Hat uns nur gesagt, dass der letzte Kampf begonnen hätte und dass wir uns als stark und rein erweisen sollten.«
    »Der letzte Kampf?«
    »Ja.«
    »Was hat er damit gemeint?«
    »Ich ... ich weiß nicht.«
    »Dann habt ihr also am Montagmorgen sowohl von Clarissa Heerenmacht als auch von Jellineks Berufung erfahren?«
    »Ja ... obwohl, von Clarissa wussten wir ja schon. Dass sie nicht da war ...«
    »Findest du das nicht ein bisschen merkwürdig? Ich meine, dass das gleichzeitig passiert ist?«
    »Nein ...«
    »Aber ihr habt doch sicher darüber geredet?«
    »Nein, wir kriegten ...«
    »Was?«
    Plötzlich brach alles zusammen. Marieke Bergson rutschte vom Stuhl und kauerte sich auf dem Boden zusammen. Sie schlug sich die Hände vors Gesicht und zog ihre Knie bis zum Kinn in einer Art verzerrter Fötusstellung hoch. Und langsam stieg ein unterdrücktes, jammerndes Weinen in ihr hoch, ein Wimmern – eine unartikulierte Verzweiflung, die, wie ihm klar wurde, aus tief verborgenen Abgründen ihrer dreizehnjährigen Seele hervorbrechen musste. Einen Moment lang überlegte er, ob sie nicht Theater spielte, schob diesen Gedanken aber gleich beiseite.
    Armes Kind, dachte er. Was haben sie nur mit dir gemacht? Die Psychologin zögerte nicht, sich über sie zu werfen. Sie strich ihr mit langen, beruhigenden Zügen über die Arme, den Rücken und das Haar. Als das Mädchen sich ein wenig beruhigt hatte, aber immer noch zusammengekauert und verschlossen in ihrer eigenen, persönlichen Hölle dalag, hob die professionelle Frau ihren Blick zum Hauptkommissar.

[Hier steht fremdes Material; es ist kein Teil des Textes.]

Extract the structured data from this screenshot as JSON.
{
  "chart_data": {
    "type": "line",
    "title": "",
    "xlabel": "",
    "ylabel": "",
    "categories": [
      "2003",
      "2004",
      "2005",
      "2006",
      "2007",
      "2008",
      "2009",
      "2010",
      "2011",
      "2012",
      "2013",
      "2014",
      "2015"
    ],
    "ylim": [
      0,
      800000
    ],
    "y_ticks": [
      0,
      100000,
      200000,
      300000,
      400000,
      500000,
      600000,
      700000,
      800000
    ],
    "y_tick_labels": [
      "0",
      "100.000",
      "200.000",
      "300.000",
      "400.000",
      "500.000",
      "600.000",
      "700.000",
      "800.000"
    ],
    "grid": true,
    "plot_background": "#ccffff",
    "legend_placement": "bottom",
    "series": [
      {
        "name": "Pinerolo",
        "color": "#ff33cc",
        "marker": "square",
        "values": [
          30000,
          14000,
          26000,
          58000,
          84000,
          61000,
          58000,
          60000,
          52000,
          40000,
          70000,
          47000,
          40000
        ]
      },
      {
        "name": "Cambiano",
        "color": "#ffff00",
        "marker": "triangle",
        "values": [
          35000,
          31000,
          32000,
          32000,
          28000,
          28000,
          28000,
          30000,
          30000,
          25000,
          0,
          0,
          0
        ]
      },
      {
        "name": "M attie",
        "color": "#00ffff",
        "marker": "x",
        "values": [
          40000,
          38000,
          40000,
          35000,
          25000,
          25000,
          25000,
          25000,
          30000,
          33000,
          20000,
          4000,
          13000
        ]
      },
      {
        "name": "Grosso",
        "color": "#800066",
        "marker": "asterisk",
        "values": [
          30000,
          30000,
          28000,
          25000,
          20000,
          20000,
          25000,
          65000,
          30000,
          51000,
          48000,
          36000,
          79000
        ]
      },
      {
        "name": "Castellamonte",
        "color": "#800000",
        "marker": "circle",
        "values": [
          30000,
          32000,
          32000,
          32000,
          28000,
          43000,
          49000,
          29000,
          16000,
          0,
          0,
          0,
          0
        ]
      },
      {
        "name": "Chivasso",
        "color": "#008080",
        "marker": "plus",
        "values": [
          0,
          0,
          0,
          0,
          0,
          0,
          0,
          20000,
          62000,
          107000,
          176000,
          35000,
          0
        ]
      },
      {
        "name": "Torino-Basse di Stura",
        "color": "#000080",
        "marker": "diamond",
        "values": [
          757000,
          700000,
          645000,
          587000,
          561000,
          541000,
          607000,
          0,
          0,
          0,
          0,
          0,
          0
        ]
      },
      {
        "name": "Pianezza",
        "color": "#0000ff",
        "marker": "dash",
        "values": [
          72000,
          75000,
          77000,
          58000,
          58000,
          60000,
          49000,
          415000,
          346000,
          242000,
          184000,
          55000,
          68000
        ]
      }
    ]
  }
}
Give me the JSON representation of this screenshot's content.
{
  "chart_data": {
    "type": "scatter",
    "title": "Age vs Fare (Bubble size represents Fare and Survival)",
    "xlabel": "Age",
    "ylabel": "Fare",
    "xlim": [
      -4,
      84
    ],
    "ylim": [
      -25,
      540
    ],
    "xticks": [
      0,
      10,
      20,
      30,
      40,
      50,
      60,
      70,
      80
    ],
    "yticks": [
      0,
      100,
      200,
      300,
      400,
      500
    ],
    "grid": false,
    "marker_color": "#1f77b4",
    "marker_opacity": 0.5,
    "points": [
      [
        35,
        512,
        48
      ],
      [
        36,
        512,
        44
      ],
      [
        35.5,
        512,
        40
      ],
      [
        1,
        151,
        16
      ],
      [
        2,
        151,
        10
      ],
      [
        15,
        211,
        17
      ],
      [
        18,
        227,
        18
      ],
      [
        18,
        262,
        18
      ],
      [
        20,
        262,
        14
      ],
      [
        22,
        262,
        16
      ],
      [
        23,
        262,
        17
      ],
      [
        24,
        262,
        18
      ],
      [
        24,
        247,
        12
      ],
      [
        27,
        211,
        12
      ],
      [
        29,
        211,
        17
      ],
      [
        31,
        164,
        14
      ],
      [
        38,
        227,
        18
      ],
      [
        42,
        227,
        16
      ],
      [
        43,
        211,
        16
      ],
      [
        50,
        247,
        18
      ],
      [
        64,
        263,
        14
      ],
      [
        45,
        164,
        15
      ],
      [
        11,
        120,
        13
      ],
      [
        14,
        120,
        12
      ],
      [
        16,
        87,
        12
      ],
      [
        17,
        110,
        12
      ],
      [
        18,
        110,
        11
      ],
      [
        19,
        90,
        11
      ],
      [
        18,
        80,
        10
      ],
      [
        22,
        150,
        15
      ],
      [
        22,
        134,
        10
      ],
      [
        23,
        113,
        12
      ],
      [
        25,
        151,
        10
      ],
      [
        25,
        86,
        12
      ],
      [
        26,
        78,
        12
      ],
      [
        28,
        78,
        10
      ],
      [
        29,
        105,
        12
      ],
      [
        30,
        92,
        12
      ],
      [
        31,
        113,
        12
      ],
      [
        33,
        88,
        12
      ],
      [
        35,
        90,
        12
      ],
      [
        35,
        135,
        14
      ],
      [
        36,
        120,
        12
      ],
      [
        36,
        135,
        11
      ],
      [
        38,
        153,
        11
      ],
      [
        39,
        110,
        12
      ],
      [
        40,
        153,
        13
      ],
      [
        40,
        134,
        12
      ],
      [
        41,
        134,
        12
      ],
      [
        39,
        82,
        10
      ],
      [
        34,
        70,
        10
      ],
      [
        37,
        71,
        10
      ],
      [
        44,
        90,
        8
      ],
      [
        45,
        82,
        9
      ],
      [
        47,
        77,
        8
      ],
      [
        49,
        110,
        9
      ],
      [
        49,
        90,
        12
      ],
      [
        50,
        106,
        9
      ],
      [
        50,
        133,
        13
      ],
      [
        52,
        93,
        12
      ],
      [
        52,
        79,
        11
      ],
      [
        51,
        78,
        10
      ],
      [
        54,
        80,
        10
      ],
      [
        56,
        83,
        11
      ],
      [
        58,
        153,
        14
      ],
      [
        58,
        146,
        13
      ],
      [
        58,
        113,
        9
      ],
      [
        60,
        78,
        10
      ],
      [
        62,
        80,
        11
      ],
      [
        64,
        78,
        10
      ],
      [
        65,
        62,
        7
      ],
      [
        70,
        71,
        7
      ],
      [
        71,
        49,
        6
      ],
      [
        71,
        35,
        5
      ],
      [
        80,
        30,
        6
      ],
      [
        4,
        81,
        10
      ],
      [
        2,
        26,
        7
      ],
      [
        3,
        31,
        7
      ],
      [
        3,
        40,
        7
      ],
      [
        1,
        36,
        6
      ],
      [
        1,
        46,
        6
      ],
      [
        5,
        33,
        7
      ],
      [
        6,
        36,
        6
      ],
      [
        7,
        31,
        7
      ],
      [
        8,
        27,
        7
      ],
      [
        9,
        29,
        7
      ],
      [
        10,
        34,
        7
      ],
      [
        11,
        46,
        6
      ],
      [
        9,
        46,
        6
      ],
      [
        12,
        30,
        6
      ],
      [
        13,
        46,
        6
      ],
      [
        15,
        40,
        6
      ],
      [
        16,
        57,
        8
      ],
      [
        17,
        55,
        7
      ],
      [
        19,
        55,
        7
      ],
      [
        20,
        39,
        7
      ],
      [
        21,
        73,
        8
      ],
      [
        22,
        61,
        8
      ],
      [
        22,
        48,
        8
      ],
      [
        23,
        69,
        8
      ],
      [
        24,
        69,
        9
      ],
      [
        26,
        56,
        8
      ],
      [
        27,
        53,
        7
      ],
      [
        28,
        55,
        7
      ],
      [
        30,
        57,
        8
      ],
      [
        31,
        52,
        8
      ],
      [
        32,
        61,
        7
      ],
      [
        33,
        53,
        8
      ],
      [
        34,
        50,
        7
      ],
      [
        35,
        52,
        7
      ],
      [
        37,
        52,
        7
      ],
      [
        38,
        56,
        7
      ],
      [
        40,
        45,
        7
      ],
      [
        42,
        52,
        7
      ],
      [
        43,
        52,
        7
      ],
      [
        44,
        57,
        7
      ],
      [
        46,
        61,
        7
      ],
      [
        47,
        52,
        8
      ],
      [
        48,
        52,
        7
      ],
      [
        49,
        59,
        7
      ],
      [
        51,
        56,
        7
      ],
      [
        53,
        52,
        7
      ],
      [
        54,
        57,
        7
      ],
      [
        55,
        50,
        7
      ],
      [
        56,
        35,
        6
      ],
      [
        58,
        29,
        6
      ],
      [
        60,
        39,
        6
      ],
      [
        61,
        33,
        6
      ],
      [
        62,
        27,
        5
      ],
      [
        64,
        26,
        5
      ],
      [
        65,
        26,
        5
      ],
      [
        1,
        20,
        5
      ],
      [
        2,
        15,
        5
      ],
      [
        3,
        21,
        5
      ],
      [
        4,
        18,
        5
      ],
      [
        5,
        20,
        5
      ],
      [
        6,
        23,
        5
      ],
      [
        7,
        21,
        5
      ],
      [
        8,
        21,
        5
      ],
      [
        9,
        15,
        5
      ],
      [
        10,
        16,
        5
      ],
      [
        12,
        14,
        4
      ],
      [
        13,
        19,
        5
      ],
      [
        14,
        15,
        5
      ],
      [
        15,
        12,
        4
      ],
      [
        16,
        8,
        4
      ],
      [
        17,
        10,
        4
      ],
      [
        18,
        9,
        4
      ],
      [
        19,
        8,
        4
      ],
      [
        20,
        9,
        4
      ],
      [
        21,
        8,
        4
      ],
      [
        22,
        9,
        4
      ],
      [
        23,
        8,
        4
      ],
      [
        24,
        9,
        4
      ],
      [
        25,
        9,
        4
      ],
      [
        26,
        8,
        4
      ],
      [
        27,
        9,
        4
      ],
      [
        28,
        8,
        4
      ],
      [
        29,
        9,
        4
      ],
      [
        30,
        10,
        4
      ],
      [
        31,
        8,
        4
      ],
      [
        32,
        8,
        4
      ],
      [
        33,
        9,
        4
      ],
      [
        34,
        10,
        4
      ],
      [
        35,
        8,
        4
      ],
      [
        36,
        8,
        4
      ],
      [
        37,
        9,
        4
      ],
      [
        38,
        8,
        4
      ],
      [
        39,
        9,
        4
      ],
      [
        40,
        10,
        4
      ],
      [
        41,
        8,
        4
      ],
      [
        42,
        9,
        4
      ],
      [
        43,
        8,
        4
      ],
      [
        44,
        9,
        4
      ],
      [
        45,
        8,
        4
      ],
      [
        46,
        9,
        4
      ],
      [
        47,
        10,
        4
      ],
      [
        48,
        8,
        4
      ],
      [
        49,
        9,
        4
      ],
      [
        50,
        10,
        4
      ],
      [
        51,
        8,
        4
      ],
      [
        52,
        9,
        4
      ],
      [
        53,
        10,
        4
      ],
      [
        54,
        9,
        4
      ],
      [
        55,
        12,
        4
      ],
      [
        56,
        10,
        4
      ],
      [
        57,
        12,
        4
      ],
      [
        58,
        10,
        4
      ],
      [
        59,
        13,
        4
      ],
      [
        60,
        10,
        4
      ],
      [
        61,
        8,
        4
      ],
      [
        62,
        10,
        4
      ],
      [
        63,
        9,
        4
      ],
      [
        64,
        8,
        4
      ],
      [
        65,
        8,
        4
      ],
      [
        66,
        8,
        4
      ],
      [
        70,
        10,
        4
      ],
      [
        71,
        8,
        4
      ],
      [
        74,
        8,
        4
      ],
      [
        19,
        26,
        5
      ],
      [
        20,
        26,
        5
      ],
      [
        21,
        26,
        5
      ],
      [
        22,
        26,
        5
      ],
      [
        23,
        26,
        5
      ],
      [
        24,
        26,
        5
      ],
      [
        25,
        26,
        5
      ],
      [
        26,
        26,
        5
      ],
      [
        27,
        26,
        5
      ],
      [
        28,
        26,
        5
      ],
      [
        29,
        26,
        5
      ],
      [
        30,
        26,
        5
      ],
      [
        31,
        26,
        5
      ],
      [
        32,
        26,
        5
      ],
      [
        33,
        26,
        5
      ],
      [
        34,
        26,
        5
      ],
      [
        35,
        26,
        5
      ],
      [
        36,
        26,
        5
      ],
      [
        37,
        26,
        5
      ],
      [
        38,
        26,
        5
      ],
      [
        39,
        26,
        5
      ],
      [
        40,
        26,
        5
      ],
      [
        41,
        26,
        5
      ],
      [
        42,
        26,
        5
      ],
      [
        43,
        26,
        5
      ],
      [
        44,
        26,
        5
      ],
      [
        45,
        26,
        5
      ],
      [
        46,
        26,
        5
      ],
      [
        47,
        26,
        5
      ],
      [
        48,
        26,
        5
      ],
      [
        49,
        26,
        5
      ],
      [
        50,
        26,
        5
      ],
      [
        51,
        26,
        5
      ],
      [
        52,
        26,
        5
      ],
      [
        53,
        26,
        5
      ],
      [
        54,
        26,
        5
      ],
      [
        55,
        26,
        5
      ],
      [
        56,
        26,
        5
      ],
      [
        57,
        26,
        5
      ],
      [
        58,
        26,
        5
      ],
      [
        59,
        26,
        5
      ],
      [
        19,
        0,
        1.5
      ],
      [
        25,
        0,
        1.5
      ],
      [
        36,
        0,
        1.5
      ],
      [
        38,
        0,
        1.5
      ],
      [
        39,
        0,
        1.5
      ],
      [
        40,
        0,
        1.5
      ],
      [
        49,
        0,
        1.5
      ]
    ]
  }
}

    »So«, sagte sie. »Sind Sie jetzt zufrieden?«
    »Nein«, antwortete Van Veeteren. »Womit, zum Teufel, soll ich denn zufrieden sein?«

    Am Abend aß er mit Suijderbeck.
    Servinus war nach Rembork zurückgefahren, um die Nacht mit seiner Frau und seinen vier Kindern zu verbringen, aber Suijderbeck hatte keine derartigen Bindungen und zog es deshalb vor, das Zimmer im Stadthotel zu behalten, in dem er bereits eine Nacht verbracht hatte.
    Es war auch im Speisesaal des Stadthotels, wo sie beisammen saßen. Ganz hinten in einer verrauchten Ecke des gut besuchten, sepiabraunen Lokals mit Tischdecken, die früher einmal weiß, und Kristallleuchtern, die immer schon aus Glas gewesen waren.